Shortening the lifetime of your transactions reduces deadlocks but it introduces data inconsistencies. In those places where you were deadlocking previously you are now destroying data (without any notification).
So choose your context lifetime and your transaction lifetime according to the logical transaction, not according to physical considerations.
Turn on snapshot isolation. This takes reading transactions totally out of the equation.
For writing transactions you need to find a lock ordering. Often it is the easiest way to lock pessimistically and at a higher level. Example: Are you always modifying data in the context of a customer? Take an update lock on that customer as the first statement of your transactions. That provides total deadlock freedom by serializing access to that customer.
The context is what gives entity its ability to talk to the database, without a context there's no concept of what goes where. Spinning up a context, therefore, is kind of a big deal and it occupies a lot of resources, including external resources like the database. I believe your problem IS the 'new' command, since you would have multiple threads attempting to spin up and grab the same database resource, which definitely would deadlock.
Your code as you've posted it seems to be an anti-pattern. The way it looks, you have your Entity Context spinning up and going out of scope relatively quickly, while your repository CRUD objects seem to be persisting for a much longer time.
The way the companies I have implemented Entity for have traditionally done it exactly the opposite way - the Context is created and is kept for as long as the assembly has need of database, and the repository CRUD objects are created and die in microseconds.
I cannot say where you got your assertion of the context not being shared from so I dunno what circumstances that was said under, but it is absolutely true that you should not share the context across assemblies. Among the same assembly I cannot see any reason why you wouldn't with how many resources it takes to start up a context, and how long it takes to do so. The Entity Context is quite heavy, and if you were to make your current code work by going single-threaded I suspect you would see some absolutely atrocious performance.
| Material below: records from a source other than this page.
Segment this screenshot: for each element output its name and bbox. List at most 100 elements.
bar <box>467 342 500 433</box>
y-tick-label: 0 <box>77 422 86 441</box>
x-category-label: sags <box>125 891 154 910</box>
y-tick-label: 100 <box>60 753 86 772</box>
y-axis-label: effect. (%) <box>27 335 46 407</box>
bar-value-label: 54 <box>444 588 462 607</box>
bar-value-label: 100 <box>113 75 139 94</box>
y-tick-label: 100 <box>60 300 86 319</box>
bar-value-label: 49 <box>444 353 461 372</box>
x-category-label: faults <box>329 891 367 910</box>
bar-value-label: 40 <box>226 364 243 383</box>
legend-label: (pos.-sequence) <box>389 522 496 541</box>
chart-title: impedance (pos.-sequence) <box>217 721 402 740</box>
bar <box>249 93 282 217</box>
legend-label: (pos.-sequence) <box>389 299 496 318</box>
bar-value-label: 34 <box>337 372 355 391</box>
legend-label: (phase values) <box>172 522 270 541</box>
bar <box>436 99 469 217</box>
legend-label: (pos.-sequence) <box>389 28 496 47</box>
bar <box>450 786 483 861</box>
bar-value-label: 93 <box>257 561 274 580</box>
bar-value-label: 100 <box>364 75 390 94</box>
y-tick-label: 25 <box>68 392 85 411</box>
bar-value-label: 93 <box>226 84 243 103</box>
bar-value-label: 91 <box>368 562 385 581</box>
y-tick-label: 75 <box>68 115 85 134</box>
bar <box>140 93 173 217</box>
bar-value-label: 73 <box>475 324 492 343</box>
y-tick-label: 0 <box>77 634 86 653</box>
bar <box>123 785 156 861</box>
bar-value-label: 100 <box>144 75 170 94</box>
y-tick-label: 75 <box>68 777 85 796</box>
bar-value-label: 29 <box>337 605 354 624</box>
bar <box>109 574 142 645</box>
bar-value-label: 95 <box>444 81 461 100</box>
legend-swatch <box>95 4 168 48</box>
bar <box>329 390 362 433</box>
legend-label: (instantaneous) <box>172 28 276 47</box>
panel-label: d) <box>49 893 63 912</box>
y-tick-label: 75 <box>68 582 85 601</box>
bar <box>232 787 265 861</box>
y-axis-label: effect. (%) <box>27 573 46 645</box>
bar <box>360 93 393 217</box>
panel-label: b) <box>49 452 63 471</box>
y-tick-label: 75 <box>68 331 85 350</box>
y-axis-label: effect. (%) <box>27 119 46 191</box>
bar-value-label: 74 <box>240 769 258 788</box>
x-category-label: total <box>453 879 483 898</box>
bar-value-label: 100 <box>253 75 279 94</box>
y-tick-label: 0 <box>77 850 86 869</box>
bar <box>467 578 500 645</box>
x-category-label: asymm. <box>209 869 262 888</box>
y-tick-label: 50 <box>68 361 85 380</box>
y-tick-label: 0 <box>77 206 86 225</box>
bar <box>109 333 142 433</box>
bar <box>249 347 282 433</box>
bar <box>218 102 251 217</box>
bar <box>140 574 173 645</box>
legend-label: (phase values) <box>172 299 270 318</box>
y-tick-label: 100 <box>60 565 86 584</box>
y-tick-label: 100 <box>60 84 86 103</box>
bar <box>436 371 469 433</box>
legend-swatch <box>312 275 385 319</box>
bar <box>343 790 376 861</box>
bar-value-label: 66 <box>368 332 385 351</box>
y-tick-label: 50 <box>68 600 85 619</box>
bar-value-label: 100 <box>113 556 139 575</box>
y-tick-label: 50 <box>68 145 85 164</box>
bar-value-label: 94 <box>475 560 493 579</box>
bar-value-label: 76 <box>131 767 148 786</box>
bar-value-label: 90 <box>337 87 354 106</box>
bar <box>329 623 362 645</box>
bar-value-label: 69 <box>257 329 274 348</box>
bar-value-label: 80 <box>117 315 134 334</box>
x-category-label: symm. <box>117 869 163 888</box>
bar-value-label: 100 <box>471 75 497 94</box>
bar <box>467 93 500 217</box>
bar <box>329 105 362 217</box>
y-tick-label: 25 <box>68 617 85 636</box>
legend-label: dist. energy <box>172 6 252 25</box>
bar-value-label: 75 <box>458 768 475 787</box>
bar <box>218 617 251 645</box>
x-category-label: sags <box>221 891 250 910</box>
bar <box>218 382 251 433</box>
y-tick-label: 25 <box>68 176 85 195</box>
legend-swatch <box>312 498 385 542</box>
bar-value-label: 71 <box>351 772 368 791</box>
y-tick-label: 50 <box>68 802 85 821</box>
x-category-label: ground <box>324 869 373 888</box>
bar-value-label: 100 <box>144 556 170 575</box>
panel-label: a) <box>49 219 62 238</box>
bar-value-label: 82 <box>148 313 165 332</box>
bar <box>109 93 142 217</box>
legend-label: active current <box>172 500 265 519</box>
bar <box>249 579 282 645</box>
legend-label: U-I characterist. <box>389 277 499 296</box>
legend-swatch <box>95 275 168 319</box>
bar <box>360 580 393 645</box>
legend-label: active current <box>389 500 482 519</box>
So what I would recommend instead is to refactor this so you have Create(BackEndEntites context) and Update(BackEndEntities context), then have your master thread (the one making all these child threads) create and maintain a BackEndEntities context to pass along to its children. Also be sure that you get rid of your AgentControllers and OrderControllers the instant you're done with them and never, ever, ever reuse them outside of a method. Implementing a good inversion of control framework like Ninject or StructureMap can make this a lot easier.